La Ligue des Nations, que le Congrès de la Paix aurait fini par constituer sans l’opposition de l’Amérique, n’était en réalité qu’une alliance entre quelques nations et nullement, je viens de le montrer, une Société des Nations analogue à celle dont les diplomates avaient si souvent parlé.

Un mémoire publié en Angleterre par le vicomte Grey rapporte les réflexions d’un roi nègre qui, soumis à la puissance anglaise, s’indignait de ne plus pouvoir faire d’incursions chez ses voisins pour les tuer, les piller, puis chargé de butin, effectuer une rentrée triomphale dans sa tribu.

Le narrateur de cette histoire remarque très justement que les théories du roi nègre sur les relations entre peuples voisins étaient exactement celles pratiquées encore par les nations les plus civilisées.

Elles sont conformes surtout à l’enseignement des philosophes, des historiens et des généraux germaniques. Depuis de longues années, ils prêchaient dans leurs livres l’utilité d’une guerre destinée à enrichir et agrandir l’Allemagne aux dépens des autres pays.

C’est pour combattre des conceptions devenues contraires à l’évolution du monde moderne que la Ligue des Nations, destinée à se transformer plus tard en Société des Nations, chercha les moyens capables de contenir les besoins, les passions et les croyances qui, à certains moments, soulèvent l’âme des peuples et les précipitent les uns contre les autres.

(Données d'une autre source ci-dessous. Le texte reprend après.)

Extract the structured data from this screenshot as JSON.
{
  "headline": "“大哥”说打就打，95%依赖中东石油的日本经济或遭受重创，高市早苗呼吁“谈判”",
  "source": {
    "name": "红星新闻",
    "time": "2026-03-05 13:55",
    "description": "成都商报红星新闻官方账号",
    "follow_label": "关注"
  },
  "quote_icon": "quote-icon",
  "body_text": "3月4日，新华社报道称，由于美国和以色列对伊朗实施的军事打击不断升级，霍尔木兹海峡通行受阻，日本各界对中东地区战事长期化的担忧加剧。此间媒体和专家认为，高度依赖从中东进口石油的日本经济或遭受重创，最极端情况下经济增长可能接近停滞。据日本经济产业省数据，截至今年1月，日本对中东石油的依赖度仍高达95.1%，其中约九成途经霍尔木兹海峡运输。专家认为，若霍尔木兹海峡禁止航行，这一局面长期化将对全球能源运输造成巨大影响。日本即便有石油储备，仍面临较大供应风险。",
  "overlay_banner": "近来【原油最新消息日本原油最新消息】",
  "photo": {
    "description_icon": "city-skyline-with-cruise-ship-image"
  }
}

La nature ne s’est pas évidemment efforcée d’établir entre les hommes une fraternité probablement contraire à ses buts mystérieux. Mais, plus fortes que la nature, les sociétés avaient réussi à édifier dans leur sein des barrières inhibitives étayées de codes rigoureux. Elles triomphaient ainsi des haines individuelles et obligeaient les membres de chaque société à se respecter.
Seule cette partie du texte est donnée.